Candidate Molecules that Alter the Abnormal Mucosal Immune System in Human Type 1 Diabetes

The link between the gut immune system and type 1 diabetes (T1D) has been suggested by studies which have demonstrated that dietary factors modify the disease in animal models of autoimmune diabetes. In humans, some studies suggest that autoreactive T-cells may originate from the gut immune system. For example, T-cells derived from pancreas of a patient with type 1 diabetes adhered to mucosal and pancreatic endothelium. Also autoreactive T-cells from patients with T1D expressed the gut-associated homing receptor, alpha4beta7-integrin. When intestinal biopsy samples from children with T1D but without signs of celiac disease were studied, markers of inflammation are up-regulated.

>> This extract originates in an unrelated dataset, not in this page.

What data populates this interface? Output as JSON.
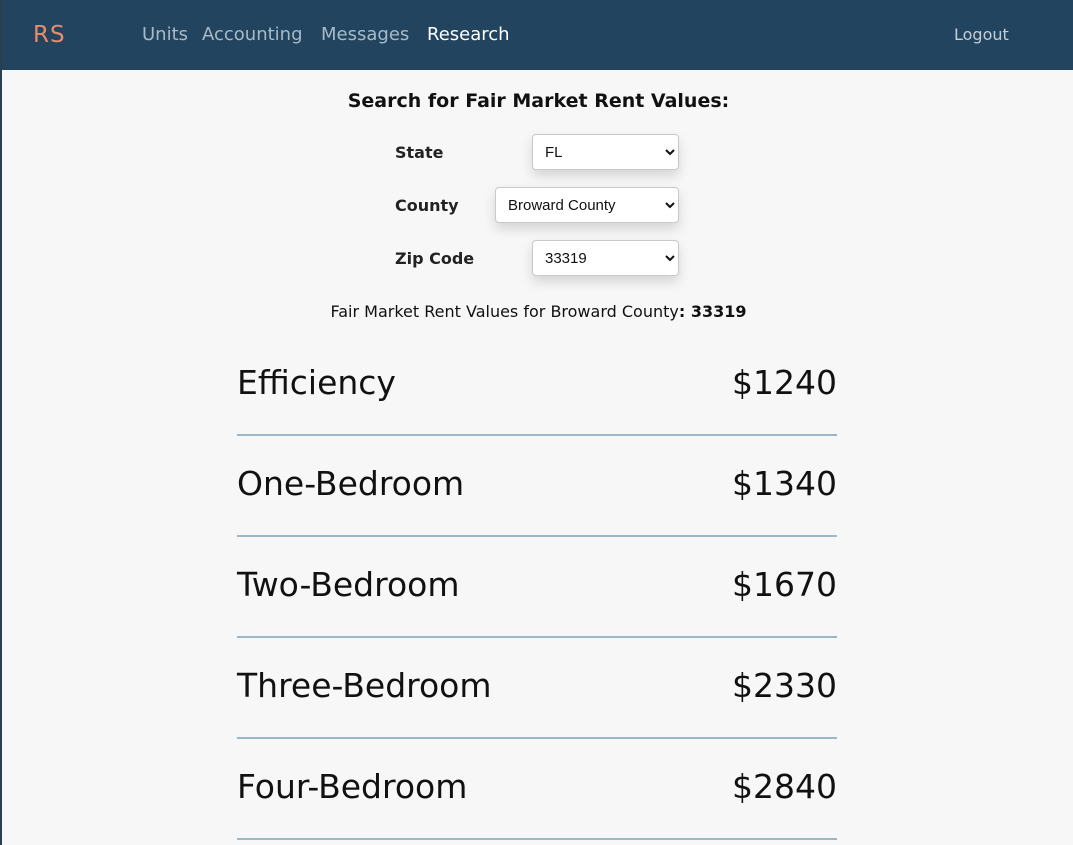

Intestinal immune activation is seen as increased expression of HLA class II molecule and ICAM-1 throughout the epithelial cells. The densities of IL-4 and IL-1alpha positive cells are increased in the lamina propria. Intestinal biopsy samples from patients with T1D show aberrant reaction of immune activation seen as expansion of CD3 and CD25 cells when stimulated with wheat gliadin in vitro. This suggests that wheat gliadin could be a trigger of intestinal inflammation not associated with celiac disease but present in children with T1D. Another dietary candidate for the trigger of intestinal inflammation in T1D is dietary insulin present in cow milk, a dietary risk factor linked to T1D. Enterovirus and rotavirus infections associated with the risk of beta-cell autoimmunity are known to change the permeability of the gut as well as cytokine environment and could stimulate the intestinal immune system by these mechanisms. The composition of intestinal microflora is important for the development of balance between tolerance and immunity in the gut immune system. The changes in the intestinal microflora are discussed as a cause of sub-clinical intestinal inflammation associated with T1D. The gut hypothesis suggests that the underlying sub-clinical intestinal inflammation allows the development of destructive beta-cell autoimmunity in genetically susceptible individuals who are not able to control the immune response to dietary antigens such as insulin due to interference of environmental factors which break oral tolerance.